Today, scientists voted to change the definition of the kilogram as well as three other units of measurement -- the ampere, the kelvin and the mole. The vote took place at the General Conference on Weights and Measures in Versailles, France and the new definitions will be based on "what we call the fundamental constants of nature," as Estefanía de Mirandés of the International Bureau of Weights and Measures (BIPM) told Science News, instead of the less precise definitions these measurements are currently tied to. The kilogram, for example, is defined by a physical cylinder known as Le Grand K that's stored in a vault outside of Paris.

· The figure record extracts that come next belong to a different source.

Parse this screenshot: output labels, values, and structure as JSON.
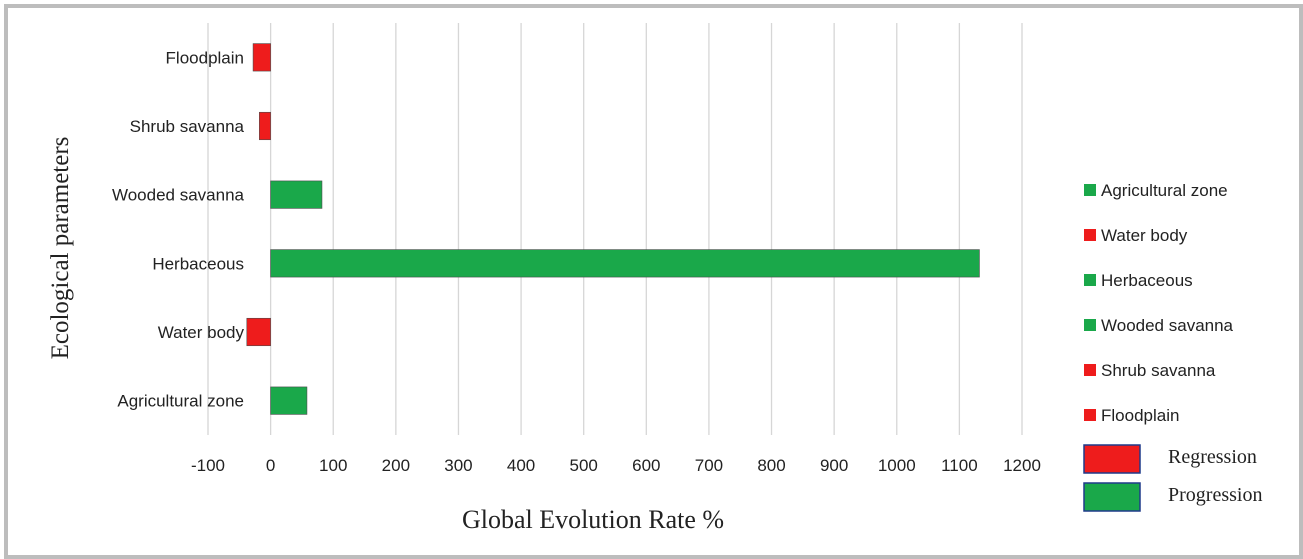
{
  "chart_data": {
    "type": "bar",
    "orientation": "horizontal",
    "categories": [
      "Agricultural zone",
      "Water body",
      "Herbaceous",
      "Wooded savanna",
      "Shrub savanna",
      "Floodplain"
    ],
    "values": [
      58,
      -38,
      1132,
      82,
      -18,
      -28
    ],
    "bar_colors": [
      "#1aa84a",
      "#ee1c1c",
      "#1aa84a",
      "#1aa84a",
      "#ee1c1c",
      "#ee1c1c"
    ],
    "xlabel": "Global Evolution Rate %",
    "ylabel": "Ecological parameters",
    "xlim": [
      -100,
      1200
    ],
    "xticks": [
      -100,
      0,
      100,
      200,
      300,
      400,
      500,
      600,
      700,
      800,
      900,
      1000,
      1100,
      1200
    ],
    "grid": "vertical",
    "legend_position": "right",
    "legend": [
      {
        "label": "Agricultural zone",
        "color": "#1aa84a"
      },
      {
        "label": "Water body",
        "color": "#ee1c1c"
      },
      {
        "label": "Herbaceous",
        "color": "#1aa84a"
      },
      {
        "label": "Wooded savanna",
        "color": "#1aa84a"
      },
      {
        "label": "Shrub savanna",
        "color": "#ee1c1c"
      },
      {
        "label": "Floodplain",
        "color": "#ee1c1c"
      }
    ],
    "key": [
      {
        "label": "Regression",
        "color": "#ee1c1c"
      },
      {
        "label": "Progression",
        "color": "#1aa84a"
      }
    ]
  }
}
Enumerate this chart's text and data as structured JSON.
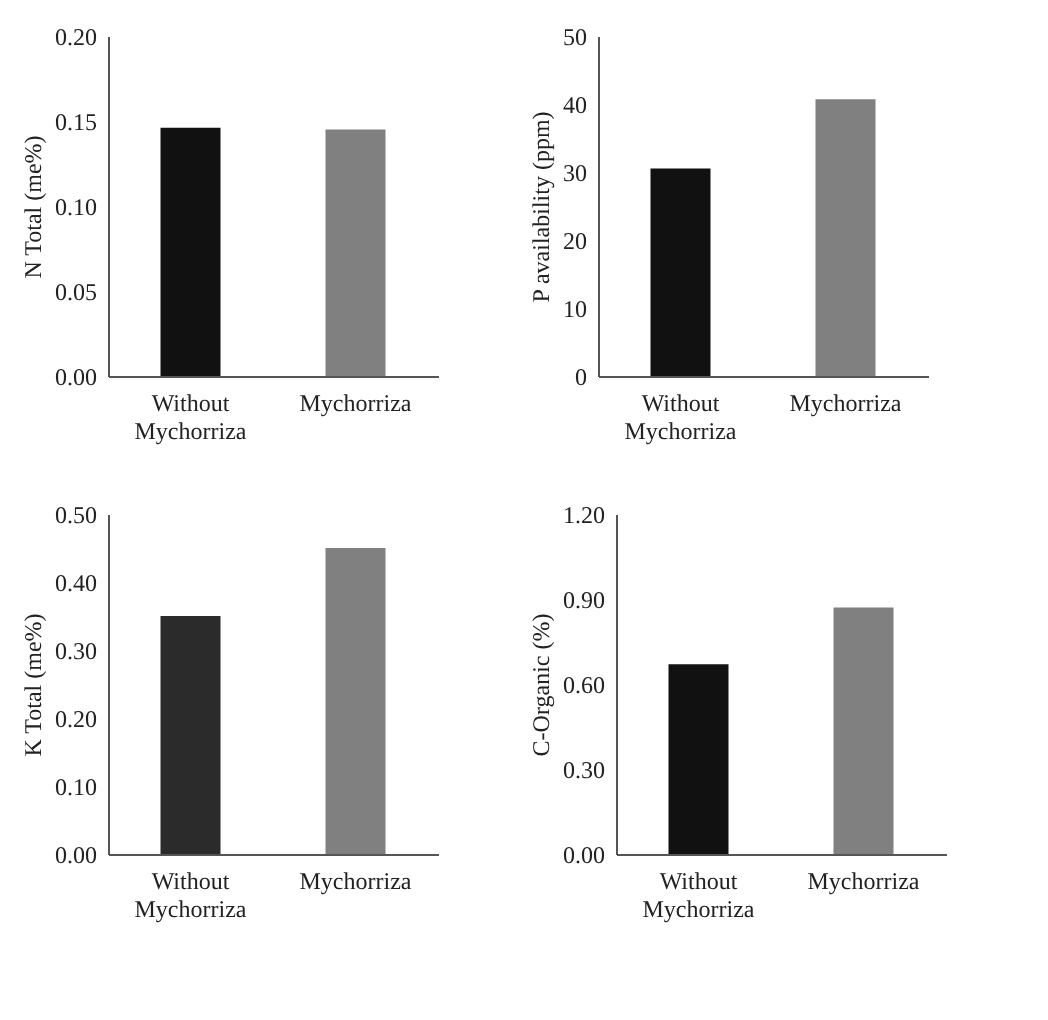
{
  "chart_data": [
    {
      "type": "bar",
      "ylabel": "N Total (me%)",
      "categories": [
        "Without Mychorriza",
        "Mychorriza"
      ],
      "values": [
        0.146,
        0.145
      ],
      "colors": [
        "#111111",
        "#808080"
      ],
      "ylim": [
        0,
        0.2
      ],
      "yticks": [
        {
          "value": 0,
          "label": "0.00"
        },
        {
          "value": 0.05,
          "label": "0.05"
        },
        {
          "value": 0.1,
          "label": "0.10"
        },
        {
          "value": 0.15,
          "label": "0.15"
        },
        {
          "value": 0.2,
          "label": "0.20"
        }
      ],
      "grid": false
    },
    {
      "type": "bar",
      "ylabel": "P availability (ppm)",
      "categories": [
        "Without Mychorriza",
        "Mychorriza"
      ],
      "values": [
        30.5,
        40.7
      ],
      "colors": [
        "#111111",
        "#808080"
      ],
      "ylim": [
        0,
        50
      ],
      "yticks": [
        0,
        10,
        20,
        30,
        40,
        50
      ],
      "grid": false
    },
    {
      "type": "bar",
      "ylabel": "K Total (me%)",
      "categories": [
        "Without Mychorriza",
        "Mychorriza"
      ],
      "values": [
        0.35,
        0.45
      ],
      "colors": [
        "#2b2b2b",
        "#808080"
      ],
      "ylim": [
        0,
        0.5
      ],
      "yticks": [
        {
          "value": 0,
          "label": "0.00"
        },
        {
          "value": 0.1,
          "label": "0.10"
        },
        {
          "value": 0.2,
          "label": "0.20"
        },
        {
          "value": 0.3,
          "label": "0.30"
        },
        {
          "value": 0.4,
          "label": "0.40"
        },
        {
          "value": 0.5,
          "label": "0.50"
        }
      ],
      "grid": false
    },
    {
      "type": "bar",
      "ylabel": "C-Organic (%)",
      "categories": [
        "Without Mychorriza",
        "Mychorriza"
      ],
      "values": [
        0.67,
        0.87
      ],
      "colors": [
        "#111111",
        "#808080"
      ],
      "ylim": [
        0,
        1.2
      ],
      "yticks": [
        {
          "value": 0,
          "label": "0.00"
        },
        {
          "value": 0.3,
          "label": "0.30"
        },
        {
          "value": 0.6,
          "label": "0.60"
        },
        {
          "value": 0.9,
          "label": "0.90"
        },
        {
          "value": 1.2,
          "label": "1.20"
        }
      ],
      "grid": false
    }
  ]
}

These redefinitions have been in the works for some time. "This is the most important decision that the BIPM has made in maybe 100 years, which may be a slight exaggeration, but at least since 1960 when they adopted the International System of Units," Terry Quinn, emeritus director of the BIPM, told Engadget last year. And while the changes won't necessarily be reflected in your day to day life, they'll help scientists make more accurate measurements going forward.
The kilogram will now be defined by the Planck Constant, while the ampere, kelvin and mole will be tied to the elementary electrical charge, the Boltzmann constant and the Avogadro constant, respectively. "It's about as excited as you're going to see metrologists get," David Newell a researcher at the National Institute of Standards and Technology, told Science News. "I can't believe we're finally getting it done."
The new definitions will be put into place on May 20th, 2019.